In sequence, NDP5 will be the third five-year implementation vehicle towards Vision 2030 and will be implemented from the financial year 2017/18 up until 2021/22.
The NDP5 framework is organised around the four interconnected pillars that are founded on the principle of sustainable development namely: economic progression; social transformation; environmental sustainability; and good governance.
These pillars are aligned with Namibia’s commitment to eradicate poverty and inequality as outlined in Vision 2030, the Harambee Prosperity Plan (2016), and the SWAPO Party Manifesto (2014). Additionally, the pillars support the global and continental development frameworks to which Namibia is committed.
These include Agenda 2030, Sustainable Development Goals (SDGs), The Paris Agreement (CoP21); African Union (AU) Agenda 2063 and SADC Regional Indicative Strategic Development Plan (RISDP).
Within these contexts, Namibia commits itself to enhancing growth and economic diversification while addressing challenges that include a high degree of regulation and a mismatch between the skill levels in Namibia’s work force and the skills demanded by the labour market.
NDP5 identifies five game changers that will move Namibia from a reactive, input-based economy towards a proactive, high performing economy.
The game changers are: increase investment in infrastructure development; increase productivity in agriculture, especially for smallholder farmers; invest in quality technical skills development; improve value addition in natural resources; achieve industrial development through local procurement.
Youth empowerment: Moulding Youth to Become Productive Citizens
Where We Are
The youth population is a valuable asset as they are the successors upon whom a country depends for the continuity of development. The youth population constitutes 37 percent of the population.
Because Namibia is currently undergoing a demographic transition, the country has an opportunity for accelerated economic growth if it can leverage its large number of young workers to help build the economy.
In 2014, youth unemployment was at 39.2 percent.
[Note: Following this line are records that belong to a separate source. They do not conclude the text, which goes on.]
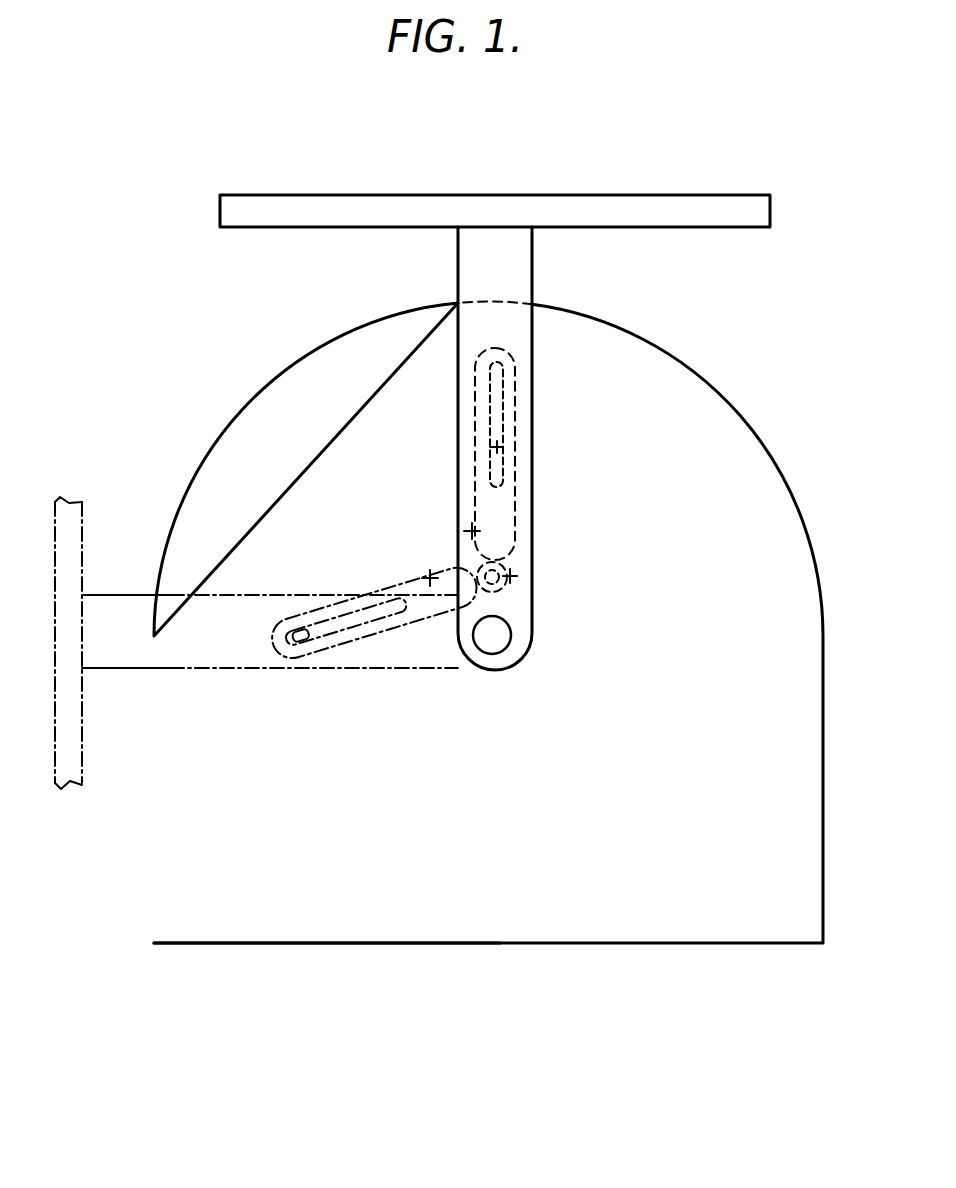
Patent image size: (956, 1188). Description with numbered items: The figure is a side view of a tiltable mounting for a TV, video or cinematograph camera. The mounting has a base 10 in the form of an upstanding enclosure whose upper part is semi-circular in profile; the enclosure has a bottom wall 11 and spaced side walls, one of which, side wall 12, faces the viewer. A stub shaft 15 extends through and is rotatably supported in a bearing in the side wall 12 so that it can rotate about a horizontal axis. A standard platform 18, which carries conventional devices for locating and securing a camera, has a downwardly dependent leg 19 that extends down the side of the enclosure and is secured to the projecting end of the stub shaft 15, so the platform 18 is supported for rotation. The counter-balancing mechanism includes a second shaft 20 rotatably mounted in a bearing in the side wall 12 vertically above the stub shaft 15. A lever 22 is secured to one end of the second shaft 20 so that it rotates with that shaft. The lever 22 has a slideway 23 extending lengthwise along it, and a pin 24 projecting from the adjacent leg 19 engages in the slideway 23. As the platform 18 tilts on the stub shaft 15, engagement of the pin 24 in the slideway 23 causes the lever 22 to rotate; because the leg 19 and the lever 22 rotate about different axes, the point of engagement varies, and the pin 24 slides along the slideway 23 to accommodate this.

The base 10 is at (168, 328).
The bottom wall 11 is at (470, 947).
The side wall 12 is at (298, 910).
The stub shaft 15 is at (493, 640).
The standard platform 18 is at (410, 205).
The leg 19 is at (460, 268).
The second shaft 20 is at (518, 576).
The lever 22 is at (462, 533).
The slideway 23 is at (493, 388).
The pin 24 is at (490, 447).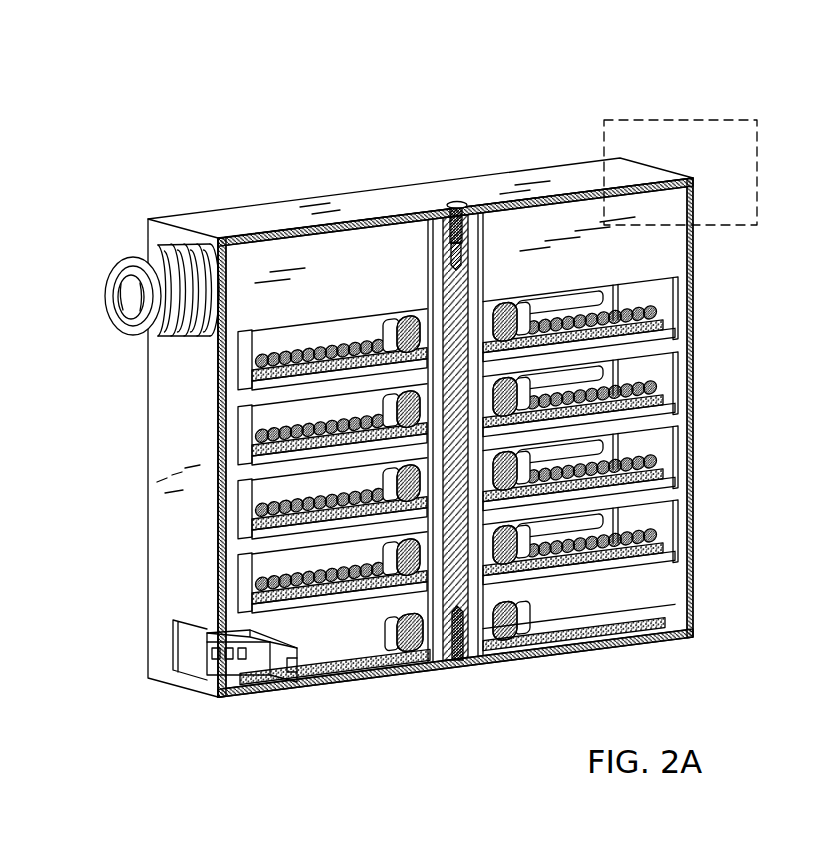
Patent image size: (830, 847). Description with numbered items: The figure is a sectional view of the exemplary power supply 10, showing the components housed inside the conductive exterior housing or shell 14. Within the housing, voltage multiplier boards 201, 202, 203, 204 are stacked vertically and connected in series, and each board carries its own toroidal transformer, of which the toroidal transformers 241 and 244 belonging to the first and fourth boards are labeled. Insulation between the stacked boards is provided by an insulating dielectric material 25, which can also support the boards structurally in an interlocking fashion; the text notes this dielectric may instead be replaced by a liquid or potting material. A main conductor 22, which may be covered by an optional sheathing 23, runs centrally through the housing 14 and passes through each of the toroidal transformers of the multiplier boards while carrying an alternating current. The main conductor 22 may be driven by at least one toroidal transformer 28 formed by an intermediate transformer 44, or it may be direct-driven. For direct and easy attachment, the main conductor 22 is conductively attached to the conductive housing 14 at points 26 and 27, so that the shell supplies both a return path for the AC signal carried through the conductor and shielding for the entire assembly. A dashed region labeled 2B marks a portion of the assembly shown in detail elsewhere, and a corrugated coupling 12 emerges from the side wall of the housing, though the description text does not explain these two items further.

This accounted for 74 percent out of total unemployment and is higher than the youth unemployment in Botswana (33.9 percent), Zambia (25.1 percent) and Malawi (13.8 percent).
In 2014, the Not in Education and Not in Employment or Training (NEET) rate which reflect youth who are not part of the labour force for reasons other than education and training fell from nearly 34 percent in 2013 to 24 percent in 2014, indicating that more youth are enrolling in schools or absorbed in the labour market.
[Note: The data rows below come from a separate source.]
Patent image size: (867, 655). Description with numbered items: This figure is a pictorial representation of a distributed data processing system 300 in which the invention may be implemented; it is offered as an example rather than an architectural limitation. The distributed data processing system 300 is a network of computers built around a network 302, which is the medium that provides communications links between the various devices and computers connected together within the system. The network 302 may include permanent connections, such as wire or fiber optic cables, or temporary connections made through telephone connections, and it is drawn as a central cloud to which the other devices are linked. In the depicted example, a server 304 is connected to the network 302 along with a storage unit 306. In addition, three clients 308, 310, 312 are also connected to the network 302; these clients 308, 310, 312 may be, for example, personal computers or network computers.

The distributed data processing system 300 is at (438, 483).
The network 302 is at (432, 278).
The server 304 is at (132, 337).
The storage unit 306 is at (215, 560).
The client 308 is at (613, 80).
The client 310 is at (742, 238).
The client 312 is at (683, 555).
Most youth are not making it through their school years till completion of at least Grade 12. In 2012, only a quarter of learners were registered in Grade 12 compared to the number that was registered in Grade 1 in 2002.
By 2022, youth are empowered and have adequate opportunities to actively participate in the economy and the youth development index has increased from 0.49 in 2013 to 0.58.
Access to productive assets, capital, land and skills affects progress in youth empowerment. HIV prevalence rate is still high at 16.3 percent and 2.3 percent for age group 15-19 and increasing to 22.8 percent between the ages 30-34.
Further, teenage pregnancy persists as the proportion of teenagers who have had a live birth rises rapidly with age, increasing from 3 percent at age 15 to 27 percent at age 19.